Until the announcement is made, though, prospective buyers can rejoice at the chance to feast their eyes on some photos of the device, the first ones (the previous blurry photo was a fake).
The board looks in many ways similar to the dual-GK104 GeForce GTX 690, with its magnesium alloy cooler shroud and acrylic window that lets people see the aluminum fin stack beneath.
Speaking of which, the GeForce GTX Titan doesn't have a full-coverage IHS (internal heat spreader), only a support brace.
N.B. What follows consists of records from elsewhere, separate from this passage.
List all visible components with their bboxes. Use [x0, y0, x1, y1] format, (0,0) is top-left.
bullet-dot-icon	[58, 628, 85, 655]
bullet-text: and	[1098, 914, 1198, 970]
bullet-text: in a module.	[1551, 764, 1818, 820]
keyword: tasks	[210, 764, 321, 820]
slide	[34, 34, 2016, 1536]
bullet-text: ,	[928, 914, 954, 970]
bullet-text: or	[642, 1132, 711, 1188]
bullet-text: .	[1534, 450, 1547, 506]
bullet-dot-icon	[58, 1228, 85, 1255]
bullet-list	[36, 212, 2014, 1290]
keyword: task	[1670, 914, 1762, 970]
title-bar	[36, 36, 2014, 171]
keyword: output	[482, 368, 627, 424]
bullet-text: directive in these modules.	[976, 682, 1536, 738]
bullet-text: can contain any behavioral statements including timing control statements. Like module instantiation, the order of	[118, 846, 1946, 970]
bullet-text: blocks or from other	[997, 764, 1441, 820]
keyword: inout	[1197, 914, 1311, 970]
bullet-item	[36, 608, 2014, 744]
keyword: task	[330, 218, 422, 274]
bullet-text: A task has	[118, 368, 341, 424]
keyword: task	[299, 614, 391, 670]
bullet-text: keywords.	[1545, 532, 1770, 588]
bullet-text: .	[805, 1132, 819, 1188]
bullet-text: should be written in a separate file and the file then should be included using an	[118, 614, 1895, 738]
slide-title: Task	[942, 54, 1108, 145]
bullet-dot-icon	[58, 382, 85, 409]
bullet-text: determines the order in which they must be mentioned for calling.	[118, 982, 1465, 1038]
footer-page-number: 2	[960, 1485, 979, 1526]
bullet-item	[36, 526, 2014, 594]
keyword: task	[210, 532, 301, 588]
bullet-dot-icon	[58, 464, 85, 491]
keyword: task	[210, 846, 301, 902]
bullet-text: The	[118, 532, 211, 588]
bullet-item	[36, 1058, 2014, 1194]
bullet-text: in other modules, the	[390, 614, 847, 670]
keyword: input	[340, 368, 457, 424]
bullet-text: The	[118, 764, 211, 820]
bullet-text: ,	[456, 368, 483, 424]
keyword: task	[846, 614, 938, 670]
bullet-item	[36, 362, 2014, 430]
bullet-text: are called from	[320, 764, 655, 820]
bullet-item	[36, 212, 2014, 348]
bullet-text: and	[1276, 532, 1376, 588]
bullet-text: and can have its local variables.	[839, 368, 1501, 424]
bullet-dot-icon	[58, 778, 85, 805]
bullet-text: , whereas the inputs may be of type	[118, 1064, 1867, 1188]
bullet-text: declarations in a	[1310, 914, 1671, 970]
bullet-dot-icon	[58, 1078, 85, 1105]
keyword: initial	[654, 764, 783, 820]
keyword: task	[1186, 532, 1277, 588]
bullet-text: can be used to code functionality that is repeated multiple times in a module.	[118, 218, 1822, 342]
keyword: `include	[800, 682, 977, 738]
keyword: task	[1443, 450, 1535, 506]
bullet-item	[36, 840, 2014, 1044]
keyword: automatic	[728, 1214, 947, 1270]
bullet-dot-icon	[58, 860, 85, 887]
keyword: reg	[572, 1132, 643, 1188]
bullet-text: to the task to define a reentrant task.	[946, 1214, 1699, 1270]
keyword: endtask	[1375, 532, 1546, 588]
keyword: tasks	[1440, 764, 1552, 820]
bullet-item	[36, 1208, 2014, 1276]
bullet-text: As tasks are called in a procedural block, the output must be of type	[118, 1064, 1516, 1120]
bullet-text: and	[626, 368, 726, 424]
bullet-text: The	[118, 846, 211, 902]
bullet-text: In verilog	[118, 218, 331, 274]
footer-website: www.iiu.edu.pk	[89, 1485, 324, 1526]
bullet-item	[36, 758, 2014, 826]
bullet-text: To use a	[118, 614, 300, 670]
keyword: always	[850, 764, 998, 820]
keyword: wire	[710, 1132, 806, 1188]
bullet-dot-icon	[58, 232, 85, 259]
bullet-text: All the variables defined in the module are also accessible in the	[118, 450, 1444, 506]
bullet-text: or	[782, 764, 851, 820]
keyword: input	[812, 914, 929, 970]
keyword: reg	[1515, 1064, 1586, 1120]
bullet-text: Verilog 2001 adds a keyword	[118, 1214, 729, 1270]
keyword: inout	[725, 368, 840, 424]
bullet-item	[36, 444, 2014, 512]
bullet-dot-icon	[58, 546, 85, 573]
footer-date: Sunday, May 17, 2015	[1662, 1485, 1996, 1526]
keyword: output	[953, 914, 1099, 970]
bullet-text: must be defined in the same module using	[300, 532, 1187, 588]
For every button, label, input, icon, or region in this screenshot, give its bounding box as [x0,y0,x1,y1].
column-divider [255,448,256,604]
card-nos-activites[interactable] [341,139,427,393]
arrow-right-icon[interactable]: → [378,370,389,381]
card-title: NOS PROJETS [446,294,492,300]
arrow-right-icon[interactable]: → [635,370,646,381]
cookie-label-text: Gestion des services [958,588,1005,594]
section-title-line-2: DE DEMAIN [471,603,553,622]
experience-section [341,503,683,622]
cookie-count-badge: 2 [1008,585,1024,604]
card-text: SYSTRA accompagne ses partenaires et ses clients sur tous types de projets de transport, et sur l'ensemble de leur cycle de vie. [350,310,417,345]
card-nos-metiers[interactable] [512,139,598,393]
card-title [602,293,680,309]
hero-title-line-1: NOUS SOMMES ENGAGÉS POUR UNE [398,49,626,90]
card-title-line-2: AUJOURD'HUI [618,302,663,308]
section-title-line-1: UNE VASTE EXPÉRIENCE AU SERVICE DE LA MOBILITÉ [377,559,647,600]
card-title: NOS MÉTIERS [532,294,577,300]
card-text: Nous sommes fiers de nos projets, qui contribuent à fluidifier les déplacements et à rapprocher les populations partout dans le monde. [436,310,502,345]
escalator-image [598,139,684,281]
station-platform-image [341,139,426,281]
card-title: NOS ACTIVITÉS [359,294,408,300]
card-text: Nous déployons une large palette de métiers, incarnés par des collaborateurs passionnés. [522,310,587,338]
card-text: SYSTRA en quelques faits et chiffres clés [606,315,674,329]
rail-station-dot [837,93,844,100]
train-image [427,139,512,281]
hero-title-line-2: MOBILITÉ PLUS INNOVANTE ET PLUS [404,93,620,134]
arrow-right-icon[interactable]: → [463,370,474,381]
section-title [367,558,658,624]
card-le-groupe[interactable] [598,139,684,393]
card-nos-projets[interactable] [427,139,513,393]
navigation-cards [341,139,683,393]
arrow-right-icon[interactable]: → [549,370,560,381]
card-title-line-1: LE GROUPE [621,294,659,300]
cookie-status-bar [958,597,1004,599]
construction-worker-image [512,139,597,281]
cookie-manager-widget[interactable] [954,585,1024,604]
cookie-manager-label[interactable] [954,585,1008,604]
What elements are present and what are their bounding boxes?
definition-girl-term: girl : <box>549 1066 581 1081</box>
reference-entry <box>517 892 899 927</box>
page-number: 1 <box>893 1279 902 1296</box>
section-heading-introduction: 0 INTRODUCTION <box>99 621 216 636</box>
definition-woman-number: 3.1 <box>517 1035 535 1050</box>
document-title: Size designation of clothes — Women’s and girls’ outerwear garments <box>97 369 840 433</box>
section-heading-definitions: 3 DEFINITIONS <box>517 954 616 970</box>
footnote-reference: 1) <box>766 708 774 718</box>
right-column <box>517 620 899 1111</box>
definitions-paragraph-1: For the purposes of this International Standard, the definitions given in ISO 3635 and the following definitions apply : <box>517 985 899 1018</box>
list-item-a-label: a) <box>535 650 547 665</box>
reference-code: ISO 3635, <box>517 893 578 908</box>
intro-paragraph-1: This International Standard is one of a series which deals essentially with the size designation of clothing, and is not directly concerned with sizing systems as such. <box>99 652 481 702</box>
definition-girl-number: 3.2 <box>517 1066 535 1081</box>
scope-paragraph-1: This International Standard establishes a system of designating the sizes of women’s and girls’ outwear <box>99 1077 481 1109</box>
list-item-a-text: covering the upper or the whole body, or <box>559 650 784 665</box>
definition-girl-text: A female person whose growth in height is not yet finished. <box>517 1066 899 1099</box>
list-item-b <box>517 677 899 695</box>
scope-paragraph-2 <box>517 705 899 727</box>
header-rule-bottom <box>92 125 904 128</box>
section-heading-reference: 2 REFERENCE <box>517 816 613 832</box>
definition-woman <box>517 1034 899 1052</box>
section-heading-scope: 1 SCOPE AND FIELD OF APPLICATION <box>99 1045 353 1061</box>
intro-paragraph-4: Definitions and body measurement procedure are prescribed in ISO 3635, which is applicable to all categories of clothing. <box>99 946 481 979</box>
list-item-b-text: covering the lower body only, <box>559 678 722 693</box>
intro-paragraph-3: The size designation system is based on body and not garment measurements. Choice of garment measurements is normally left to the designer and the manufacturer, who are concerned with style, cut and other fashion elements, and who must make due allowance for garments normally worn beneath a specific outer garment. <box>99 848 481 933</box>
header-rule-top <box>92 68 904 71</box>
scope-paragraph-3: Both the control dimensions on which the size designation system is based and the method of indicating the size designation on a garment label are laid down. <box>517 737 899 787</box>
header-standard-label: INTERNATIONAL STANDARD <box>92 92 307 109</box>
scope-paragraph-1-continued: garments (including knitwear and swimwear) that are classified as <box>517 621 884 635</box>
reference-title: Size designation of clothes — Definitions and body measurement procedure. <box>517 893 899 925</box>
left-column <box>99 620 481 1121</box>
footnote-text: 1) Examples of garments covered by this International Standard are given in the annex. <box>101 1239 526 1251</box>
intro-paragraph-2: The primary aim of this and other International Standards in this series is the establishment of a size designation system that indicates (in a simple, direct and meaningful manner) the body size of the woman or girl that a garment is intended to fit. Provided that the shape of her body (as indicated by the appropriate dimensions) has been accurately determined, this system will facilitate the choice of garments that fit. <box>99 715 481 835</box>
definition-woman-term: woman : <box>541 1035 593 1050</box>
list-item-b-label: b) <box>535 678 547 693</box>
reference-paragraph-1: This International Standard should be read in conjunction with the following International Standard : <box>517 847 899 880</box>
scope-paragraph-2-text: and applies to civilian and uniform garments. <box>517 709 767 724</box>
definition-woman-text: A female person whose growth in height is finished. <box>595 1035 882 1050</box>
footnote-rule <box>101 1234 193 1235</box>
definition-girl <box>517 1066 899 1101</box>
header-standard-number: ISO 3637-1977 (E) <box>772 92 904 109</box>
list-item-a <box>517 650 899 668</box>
This lets overclockers apply their TIM (thermal interface material) right on the chip die, enhancing cooling.
While the reference cooler is sufficient for normal operation, the high-end adapter is still, in the end, an enthusiast-grade piece of equipment, likely to be divested in favor of something better. In such cases, the chance to apply TIM directly to the GPU die is welcome.
Other overclocking assets are the tantalum capacitors, slimline chokes, and driver-MOSFETs (VRM with a 6+2 phase design).
Furthermore, NVIDIA tossed in a 2-pin LED logo power output (software-controllable) and a 4-pin PWM fan power output.
As for specifications, the high-end adapter, which some believe will be mightier than the GTX 690 despite having just one GPU instead of two, has enough horsepower that it needs 6-pin and 8-pin PCIe power connectors to work.
Twenty four 2 Gbit GDDR5 memory chips provide a total of 6 GB VRAM, for example, and the Kepler GK110 GPU has 48 ROPs, 224 TMUs and a 384-bit memory interface. The clock speeds are of 837 / 878 MHz (GPU / GPU Boost) and 6,008 MHz (memory).
Finally, NVIDIA GeForce Titan gets two SLI bridge fingers (Quad-SLI), two dual-link DVI, an HDMI port, and a DisplayPort.